Shares in Perth-based junior Lucapa Diamond Company have surged on news it has signed a 35-year licence to mine alluvial diamonds at the Lulo diamond concession in Angola.
Shares in Perth-based junior Lucapa Diamond Company have surged on news it has signed a 35-year licence to mine alluvial diamonds at the Lulo diamond concession in Angola.
Lucapa, which is led by managing director Miles Kennedy, said the mining licence was the culmination of six years of continuous investment in exploration and bulk sampling programs for kimberlite and alluvial diamonds at Lulo.
The licence covers a 218 square kilometre area within the 3,000 square kilometre Lulo concession.
Lucapa signed the mining licence with its two Angolan-based mining partners last Friday.
The company said it had negotiated terms with its partners and, as sole operator of the Lulo diamond mine, will retain a 40 per cent stake in the project.

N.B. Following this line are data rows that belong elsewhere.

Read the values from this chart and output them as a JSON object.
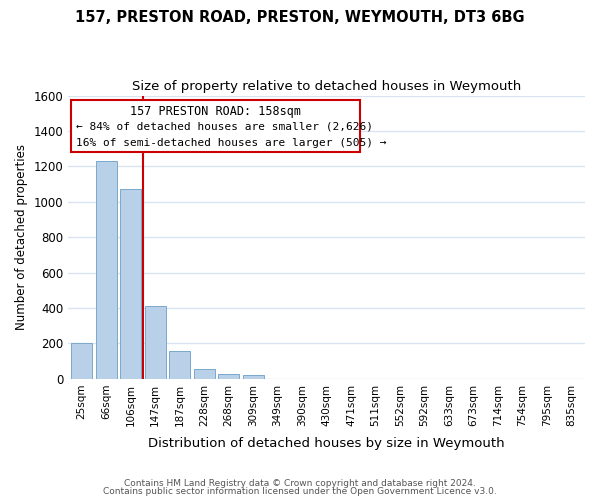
{
  "title": "157, PRESTON ROAD, PRESTON, WEYMOUTH, DT3 6BG",
  "subtitle": "Size of property relative to detached houses in Weymouth",
  "xlabel": "Distribution of detached houses by size in Weymouth",
  "ylabel": "Number of detached properties",
  "bar_labels": [
    "25sqm",
    "66sqm",
    "106sqm",
    "147sqm",
    "187sqm",
    "228sqm",
    "268sqm",
    "309sqm",
    "349sqm",
    "390sqm",
    "430sqm",
    "471sqm",
    "511sqm",
    "552sqm",
    "592sqm",
    "633sqm",
    "673sqm",
    "714sqm",
    "754sqm",
    "795sqm",
    "835sqm"
  ],
  "bar_values": [
    205,
    1230,
    1075,
    410,
    160,
    55,
    25,
    20,
    0,
    0,
    0,
    0,
    0,
    0,
    0,
    0,
    0,
    0,
    0,
    0,
    0
  ],
  "bar_color": "#b8d0e8",
  "bar_edge_color": "#7aa8cc",
  "marker_color": "#cc0000",
  "annotation_line1": "157 PRESTON ROAD: 158sqm",
  "annotation_line2": "← 84% of detached houses are smaller (2,626)",
  "annotation_line3": "16% of semi-detached houses are larger (505) →",
  "annotation_box_color": "#ffffff",
  "annotation_box_edge": "#cc0000",
  "ylim": [
    0,
    1600
  ],
  "yticks": [
    0,
    200,
    400,
    600,
    800,
    1000,
    1200,
    1400,
    1600
  ],
  "footer_line1": "Contains HM Land Registry data © Crown copyright and database right 2024.",
  "footer_line2": "Contains public sector information licensed under the Open Government Licence v3.0.",
  "bg_color": "#ffffff",
  "grid_color": "#d8e4f0",
  "figsize": [
    6.0,
    5.0
  ],
  "dpi": 100
}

Lucapa commercial and development executive director Stephen Wetherall said the signing of the agreements represented a significant transforming event for the company.
“We have been recovering some of the best diamonds in the world from both our alluvial and kimberlite bulk exploration activities at Lulo,” Mr Wetherall said.
“The $6 million of Lulo diamonds recovered from our bulk sampling at Lulo and sold have achieved average selling prices of close to $7,000 per carat, which is extraordinary when compared to the average global sale price of just $US120 per carat.”
Under the terms of the licence agreement, the 35-year mining term can be extended with 10-year options, while Lucapa is able to repatriate its share of dividends and capital gains.
It also allows Lucapa to be repaid all past and future alluvial exploration and development expenditures from free cash flow.
Lulo is located within 150km of the Catoca, Angola’s biggest diamond mine and the fourth-biggest producing kimberlite pipe in the world.
Mr Wetherall said it was likely that kimberlite bulk samples would be processed through Lucapa’s original dense media separation diamond plant, which has a front end feed rate of 150 tonnes per hour.
In a statement, the company said that by using the existing on-site infrastructure it could target a throughput rate of about 14,000 cubic metres of diamond-bearing alluvial gravels per month by the second quarter of 2015.
Lucapa is able to operate under terms of the mining licence agreement immediately.
Mr Kennedy was also involved in the start-up of Kimberley Diamond Company’s Ellendale diamond mine in Western Australia, before the company was taken over by Gem Diamonds for $320 million in 2007.
Shares in Lucapa were 16.9 per cent higher at 41.5 cents per share at 1pm.